J’ai du mal à comprendre comment on peut se revendiquer féministe et défendre le droit des hommes à payer pour obtenir des rapports sexuels avec des personnes (généralement des filles et des jeunes femmes) qui ne les désirent pas. Pire encore, des femmes qui n’ont pas le choix que d’avoir des rapports sexuels avec eux.
On peut toujours avoir des débats interminables sur « Est-ce que la prostitution est toujours du viol ? » mais on ne peut pas nier, sauf hypocrisie absolue, que l’immense majorité des personnes prostituées ne le sont pas par choix. Quand elles ne sont pas contraintes par un tiers (traite d’être humain, proxénétisme), elles y sont forcées par leurs circonstances socio-économiques (pauvreté, précarité, migration, impossibilité d’exercer une profession légale, etc.)1. Ainsi la prostitution est au mieux une stratégie de survie, au pire, de l’esclavage sexuel. Les prostitueurs2 ne l’ignorent pas le plus souvent. Le fait est qu’ils se contrefichent profondément des raisons pour lesquelles une personne se retrouve dans cette situation, et encore plus de son désir et de son plaisir. Une illusion de consentement suffira à l’immense majorité d’entre eux pour garder leur conscience tranquille et cette illusion est créée par le fait qu’ils payent. Après tout, puisqu’elle (ou son proxénète) prend l’argent, elle est consentante. Et si la personne prostituée ne montre aucun plaisir, voire de l’inconfort, de la douleur, du dégoût, c’est qu’elle fait mal son travail, elle ne fait même pas l’effort de prétendre « aimer ça ». D’autres ne recherchent pas cette illusion de consentement, prennent du plaisir à humilier et détruire, et la prostitution leur permet de violer en tout impunité. Et c’est ça que nous devrions défendre ?
« Dans la prostitution, c’est le corps d’une femme, et l’accès sexuel à ce corps qui fait l’objet du contrat. Que des corps soient vendus sur le marché en tant que corps évoque très fortement l’esclavage. »
Carole Pateman, politologue
Une des luttes majeures du féminisme, c’est la lutte contre les violences sexuelles sous toutes ses formes, du harcèlement au viol, et en toutes circonstances. Peu importe que ces violences soient culturellement acceptées, qu’elles aient lieu dans le cadre de la famille (inceste) ou du couple, qu’elles soient exceptionnelles ou systématiques, qu’elles soient rémunérées ou pas, nous voulons y mettre fin.

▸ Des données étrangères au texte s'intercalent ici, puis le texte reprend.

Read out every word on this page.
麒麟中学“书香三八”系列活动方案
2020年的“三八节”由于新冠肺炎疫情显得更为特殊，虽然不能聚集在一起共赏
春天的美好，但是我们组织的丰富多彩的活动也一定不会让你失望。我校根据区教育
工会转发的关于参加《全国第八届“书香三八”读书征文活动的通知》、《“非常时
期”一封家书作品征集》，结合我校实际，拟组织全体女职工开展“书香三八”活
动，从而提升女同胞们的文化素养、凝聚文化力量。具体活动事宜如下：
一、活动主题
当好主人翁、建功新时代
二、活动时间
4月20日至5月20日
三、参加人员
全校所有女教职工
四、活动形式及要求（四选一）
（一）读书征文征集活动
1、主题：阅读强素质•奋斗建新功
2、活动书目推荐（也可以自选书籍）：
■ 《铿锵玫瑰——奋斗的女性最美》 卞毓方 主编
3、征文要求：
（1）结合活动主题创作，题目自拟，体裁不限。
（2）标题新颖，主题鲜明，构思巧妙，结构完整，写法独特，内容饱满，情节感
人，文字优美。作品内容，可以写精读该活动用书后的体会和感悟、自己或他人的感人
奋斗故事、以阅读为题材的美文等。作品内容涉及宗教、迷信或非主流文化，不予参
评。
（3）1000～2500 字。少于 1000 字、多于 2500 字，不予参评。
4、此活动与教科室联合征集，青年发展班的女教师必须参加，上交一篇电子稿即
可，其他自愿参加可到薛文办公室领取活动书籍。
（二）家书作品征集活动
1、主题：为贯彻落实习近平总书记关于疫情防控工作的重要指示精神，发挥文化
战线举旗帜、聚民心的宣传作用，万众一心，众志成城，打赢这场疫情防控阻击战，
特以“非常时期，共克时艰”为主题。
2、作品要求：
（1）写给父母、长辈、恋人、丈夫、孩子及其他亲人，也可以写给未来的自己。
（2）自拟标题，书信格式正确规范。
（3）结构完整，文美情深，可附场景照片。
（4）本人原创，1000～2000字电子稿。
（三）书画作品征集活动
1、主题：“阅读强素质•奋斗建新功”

Nous voulons aussi que les femmes puissent enfin avoir une sexualité qui ne découle que de leur propre désir. Qu’elles n’aient pas de rapports sexuels parce qu’on leur a appris à se soumettre aux désirs des hommes, parce qu’ils ont des besoins, n’est-ce pas, que c’est notre rôle de femmes que de les satisfaire, qu’ils iront voir ailleurs si on ne leur donne pas ce qu’ils veulent ou qu’ils feront usage de harcèlement ou de violence si on ose les frustrer. Nous ne voulons pas d’une sexualité de survie, d’une sexualité monnayable, qui se négocie et s’achète, comme si notre intimité était un simple bien de consommation. Nous voulons une sexualité qui n’existe que par désir mutuel, par pure recherche partagée du plaisir.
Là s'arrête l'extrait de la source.